A North Texas craft beer state of the union - 2019 edition

Image credit: Brewers Association.

Since late 2011, the refrain has remained the same - the North Texas beer scene is booming. Breweries continue to open, and more are on the way, suggesting the surge hasn't stopped and is showing no signs of slowing down.

The starting point of the boom dates back to the debut of Deep Ellum Brewing Co. in November 2011. When Deep Ellum arrived, it was the first locally-owned brewery to open in Dallas since 1998. And, at the time, there were only eight active brewing operations in the entire region.

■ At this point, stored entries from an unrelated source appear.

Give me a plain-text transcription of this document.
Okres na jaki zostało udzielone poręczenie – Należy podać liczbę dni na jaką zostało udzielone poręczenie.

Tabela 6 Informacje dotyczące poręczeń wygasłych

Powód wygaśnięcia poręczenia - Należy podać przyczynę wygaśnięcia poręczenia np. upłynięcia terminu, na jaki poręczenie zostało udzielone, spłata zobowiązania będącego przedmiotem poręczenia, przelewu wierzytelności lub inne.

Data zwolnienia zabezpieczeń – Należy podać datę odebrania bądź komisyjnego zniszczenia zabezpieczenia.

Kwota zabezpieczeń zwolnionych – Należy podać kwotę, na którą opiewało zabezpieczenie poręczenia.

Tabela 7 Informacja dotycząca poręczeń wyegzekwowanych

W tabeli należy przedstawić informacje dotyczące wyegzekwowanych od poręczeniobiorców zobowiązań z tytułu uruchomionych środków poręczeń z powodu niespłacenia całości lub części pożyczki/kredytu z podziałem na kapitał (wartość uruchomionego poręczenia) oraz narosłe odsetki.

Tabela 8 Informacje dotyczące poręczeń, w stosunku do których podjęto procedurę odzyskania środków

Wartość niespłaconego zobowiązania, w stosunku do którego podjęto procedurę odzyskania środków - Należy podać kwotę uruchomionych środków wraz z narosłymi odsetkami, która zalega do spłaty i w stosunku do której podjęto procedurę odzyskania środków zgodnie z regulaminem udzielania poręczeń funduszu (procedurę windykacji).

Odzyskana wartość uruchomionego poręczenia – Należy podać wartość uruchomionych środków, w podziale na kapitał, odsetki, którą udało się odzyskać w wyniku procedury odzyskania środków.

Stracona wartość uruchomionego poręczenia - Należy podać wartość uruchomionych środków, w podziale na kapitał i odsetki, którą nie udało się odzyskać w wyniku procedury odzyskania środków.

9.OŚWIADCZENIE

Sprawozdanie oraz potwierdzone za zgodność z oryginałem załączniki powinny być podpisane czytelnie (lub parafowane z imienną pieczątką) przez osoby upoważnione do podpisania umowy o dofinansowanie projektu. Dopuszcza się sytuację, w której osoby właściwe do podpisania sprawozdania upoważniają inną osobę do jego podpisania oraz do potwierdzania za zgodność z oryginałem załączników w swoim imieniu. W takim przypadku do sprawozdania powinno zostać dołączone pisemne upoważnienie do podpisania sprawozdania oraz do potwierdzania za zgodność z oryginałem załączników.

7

Today, North Texas is home to over 80 brewing companies, with the jump here an extension of a national trend where brewery numbers in the U.S. have increased from around 2000 eight years ago to 7,346 in 2018. Local growth rates are greater, but given where the industry started, North Texas had nowhere to go but up.

Still, Texas as a whole ranks 46th out of 50 states and the District of Columbia for number of breweries per capita, with 1.4 breweries per 100,000 adults 21 years of age or older (source: Brewers Association). Numbers are similar for Dallas-Fort Worth specifically, but things should improve locally based on 40 or so new ventures working to open in the near future.

Despite the per capita gap, state rankings are higher if you consider the amount of beer made in Texas and its economic impact. According to the Brewers Association, over 1.1 million barrels of beer were produced in Texas during 2018, the eighth highest total in the country. Even more impressive, the state's craft brewing industry contributed nearly $5.1 billion dollars to the U.S. economy last year, trailing only California and Pennsylvania.

One thing lagging, however, is the size of the local customer base compared to other markets. Texans love their light beer, and it shows in certain metrics. Using U.S. Census Bureau statistics, along with data taken by Scarborough (a division of Nielsen) during 2016 and 2017, an estimated 5.7% of the over 21 population in Dallas-Fort Worth drinks craft beer on a regular basis. That trails the national average of 7.3%.

Consequently, while craft beer is big business in Texas, it could be even bigger. Getting more people into craft beer has been a priority from day one, and it will remain important as the number of breweries in North Texas nears the century mark.

If that milestone occurs, what happens next is anybody's guess. Will the market support over 100 breweries, or will a tipping point be reached? The general belief is consumers will continue to support local breweries as long as quality and customer service don't falter. Differentiation and the taproom experience are factors as well, especially as the playing field gets more crowded.

Either way, for now it appears North Texas will keep setting records for the number of breweries within its borders. That's great for consumers wanting additional options for drinking local in Dallas-Fort Worth, but it ups the ante in an already challenging market for local breweries. Indeed, how those breweries respond will go a long way towards determining the health of the North Texas brewing industry going forward.